Guadalupe Carrillo Torea
Tengo cuatro perros Golden Retriver:
Dos con nombres que remiten a mi raíz, Venezuela: Catire, que sería el güero
mexicano o el rubio español, y Cotufa, la palomita de maíz. De ellos descienden
Pelusa y Pepucha. Tres hembras y un
macho.
Aunque es una obviedad decirlo, los amo con la alegría y el entusiasmo
con el que ellos me aman a mí. La incondicionalidad en el afecto, que en ellos
es un sello definitivo, me ha permitido crear la conciencia de la solidaridad
con los demás seres caninos.
En días pasados encontré en internet el
anuncio de una casa de acogida perruna que pedían donativos de croquetas y
arroz para sus huéspedes. La dirección era muy cercana al lugar donde trabajo
así que dejé un mensaje diciéndoles que deseaba ayudarles. Respondieron
enseguida dejándome un número telefónico. Me comuniqué, intercambiamos datos y
al día siguiente me acerqué con mi bulto y mis paquetes de arroz.
Se trata de un espacio muy amplio
dividido en tres patios. Una pequeña habitación que funciona de comedor,
oficina, para los dos responsables del
lugar que albergan la cantidad astronómica de 115 perros. Debo reconocerlo:
nunca en mi vida había visto tanto peludos de cuatro patas juntos. En uno de
los patios abierto había unos cuarenta animalitos. Estaban muy tranquilos; el chico
que me los presentó me aclaró que acababan de comer y eso los serenaba por
varias horas. En el otro adyacente se encontraban unos veinte; allí permanecían
aquellos que les costaba más convivir con los demás o quienes habían sido
recién rescatados y se encontraban en condiciones de salud precarias –los
testimonios del maltrato animal son desoladores y las fotografías de los
pequeños agredidos y famélicos, una muestra de crueldad avasallante-. En un
tercer jardín había unos seis y dentro de la casa, en habitaciones más
pequeñas, los de raza chica que pueden permanecer encerrados por algunas horas,
pero que también contarán con su rato de libertad. La oficina estaba repleta de
sacos de croquetas que, voluntarios habían donado desde hacía varias semanas. En Facebook el grupo se llama "Adopciones caninas, salva una vida" y desde allí pedían la ayuda para alimentos y lo que un samaritano perruno pudiera ofrecer.

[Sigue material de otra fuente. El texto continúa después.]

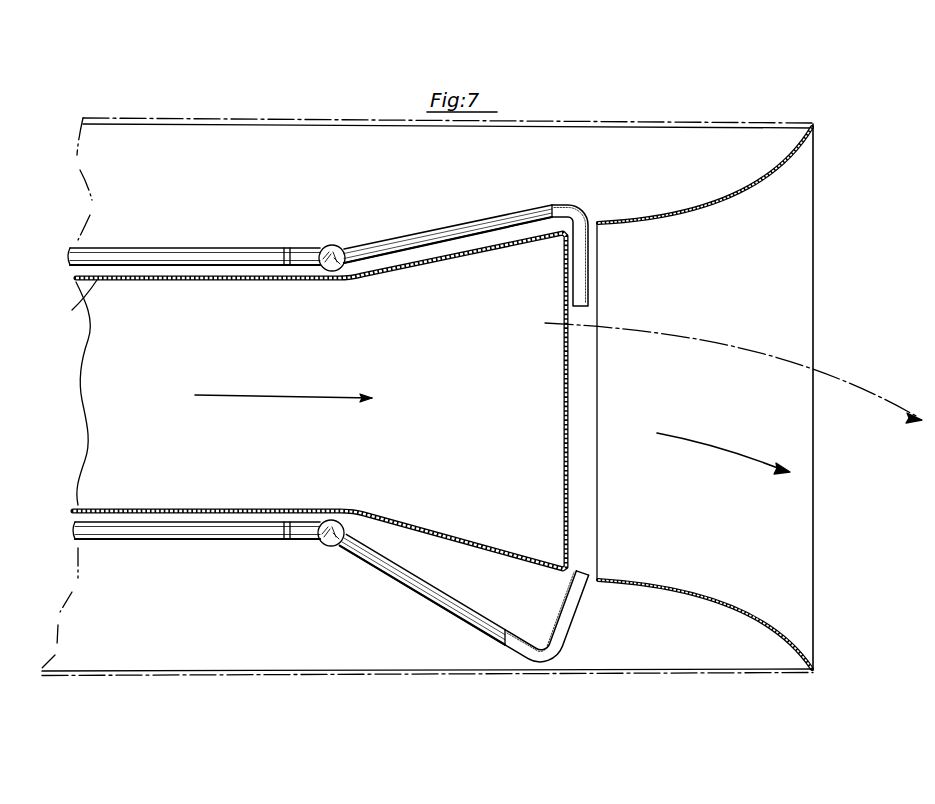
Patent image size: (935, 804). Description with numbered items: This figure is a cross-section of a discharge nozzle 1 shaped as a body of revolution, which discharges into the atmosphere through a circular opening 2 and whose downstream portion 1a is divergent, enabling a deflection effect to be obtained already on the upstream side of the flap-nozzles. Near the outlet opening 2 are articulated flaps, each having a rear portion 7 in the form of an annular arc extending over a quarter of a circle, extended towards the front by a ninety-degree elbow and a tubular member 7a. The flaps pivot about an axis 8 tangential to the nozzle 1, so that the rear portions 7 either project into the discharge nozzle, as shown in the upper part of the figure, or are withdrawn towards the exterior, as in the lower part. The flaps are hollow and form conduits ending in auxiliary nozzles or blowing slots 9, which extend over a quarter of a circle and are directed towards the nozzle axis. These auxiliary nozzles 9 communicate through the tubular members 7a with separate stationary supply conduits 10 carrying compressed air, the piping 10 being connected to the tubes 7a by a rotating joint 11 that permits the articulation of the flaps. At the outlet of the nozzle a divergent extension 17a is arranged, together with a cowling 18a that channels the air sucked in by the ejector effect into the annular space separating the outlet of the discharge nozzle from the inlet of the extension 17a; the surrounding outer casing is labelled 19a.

La diferencia del comportamiento de un perro que le tocó el triste
destino de estar en la calle y el de uno que ha sido cuidado, atendido y amado,
es abismal. Aquellos llevan el miedo y
el hambre como una gran cicatriz; acercarte a ellos supone, muchas veces, su
huida, pues creen que, de nuevo, serán golpeados. Sin embargo, en esta casa de
acogida, apuestan por los que se
encuentran en esta primera situación. Los reciben, los acompañan y les cambian
la vida.
El trabajo que realizan, de una nobleza desconcertante, supone la
entrega de casi todo su tiempo. Hacen guardias para que los animales allí
reunidos nunca estén sin compañía humana. Y la política de adopción comienza
por el reconocimiento de las casas donde irán a vivir y el acuerdo de toda la
familia que verdaderamente desee al perro. De lo contrario, no los entregan,
prefieren continuar con ellos. Se trata pues de una obra altruista, donde las
voluntades se unieron para hacer el bien
a quienes te lo agradecerán con una mirada, con la movida de su cola, con el
afecto incondicional. Serán los más felices al verte y los más tristes al darse
cuenta que te vas. Entonces la gratitud, con la que muchas veces lucramos, es,
en este caso, real, verdadera, trasparente.